Attention — It’s what your customers crave.

Attention — It’s what your customers crave.
The thing that’s most expensive to give customers—a defect-free product—just gets you in the door. Only human attention, love shown to, your customers is going to buy their loyalty in return. (If you’re making airplane engines, please, please ignore this paragraph. I like a defect-free flight. A lot. Concentrate on that, nix on giving me personal attention. Thanks.)
In many, many industries a large part — significant enough to make a crucial competitive difference — of what you’re selling is attention. This is where the small business has a chance to clobber the big one, where the upstart can get ahead because, well, you’re paying attention.
A great hotel could have the exact same floor plan as the fleabag next door and it wouldn’t matter: it isn’t renting rectangular rooms by the evening. Its business is attention. The Lexus line is significantly similar to the Toyota line but it doesn’t matter. Lexus doesn’t just sell transportation. They very successfully sell attention.
Get good enough at the attention business, and you’re going to get a lot more attention from your banker.
Filed under: Blogroll, branding, business, carlton, changethis.com, customer experience, customer service, customers, entrepreneurship, four seasons, horst schulze, hospitality, hospitality industry, inn at little washington, leonardo, leonardo inghilleri, marketing, micah, micah solomon, patrick o'connell, ritz, ritz-carlton, solomon

QUESTION publius2u: Your basic message seems to be for us to FIRST learn how to provide “five-star” customer service, then erven if our business is not superior to the competition in its product/service line, we’ll thrive. Why do you say it’s not expensive to provide the best possible service? I’m not sure about that for our business, but really want it to be true. How do I hire the right people without paying more?
ANSWER FROM MICAH, music@micahsolomon.com Well, I have to applaud you for rolling a lot of questions into a very small paragraph!
I don’t think I’m saying first learn to provide service. The parenthetical statement, although provided with humor — I hope — regarding airline parts, is important. Nobody wants a faulty car, safety boots that aren’t safe, etc. This stuff is important. And it’s important in all lines of work.
Where there seems to be an opening, and what you’ll find encouraging if you take the time to download our ebook, is that everybody has gotten worn out providing these great products that surround us.
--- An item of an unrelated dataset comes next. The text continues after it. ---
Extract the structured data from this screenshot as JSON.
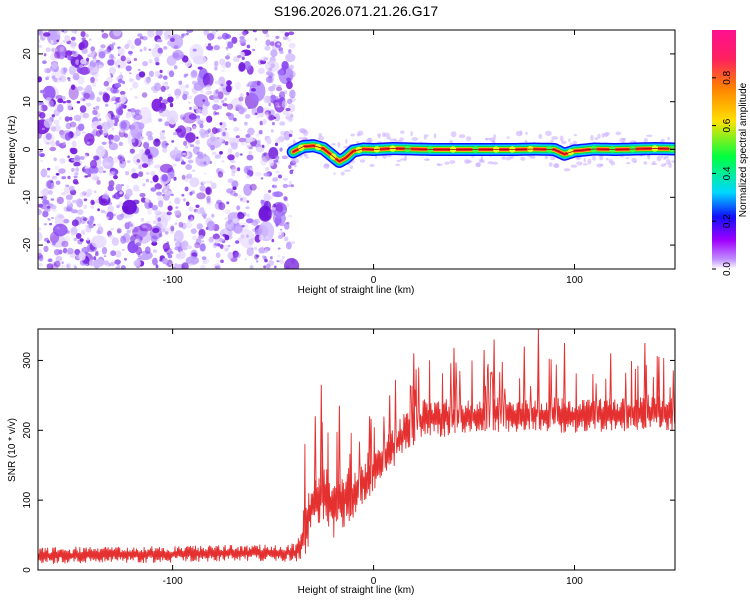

And they are neglecting that little bit extra: the attention to the customers, the willingness to listen, the willingness to build simple systems, simple memory aids that remember things for you about your customers.
If you will take the time to work on this last 1%, you will have a huge competitive advantage. Because you will prevent your business from becoming a commodity.
QUESTION, FROM DYAD Micah My wife and I run a small business which looks like it’s about to grow, and we may be supervising 3 or 4 part-time employees by end of 08. Is there a “humanize it” guidebook you recommend that goes beyondf the ebook?
ANSWER FROM MICAH, music@micahsolomon.com Great question! Have you read the ebook yet? (I guess yes.) Leonardo and I (this is Micah typing) are working on a full length book at this point which should be available some time after you have hired your 4th employee. Please subscribe to the RSS or email feed for updates.
The Ritz-Carlton Leadership Center offers some courses depending on your budget and the nature of your business — I do know some 2 person businesses for which these courses would be very reasonable and some for which it would be a significant expenditure for which you would only want to do undertake if you budgeted for it carefully. And of course Leonardo’s company West Paces Consulting group offers consulting for various budgets. But the book is going to be far the most cost-effective solution. And the items I’ll continue to post on this blog. Free is a very good price.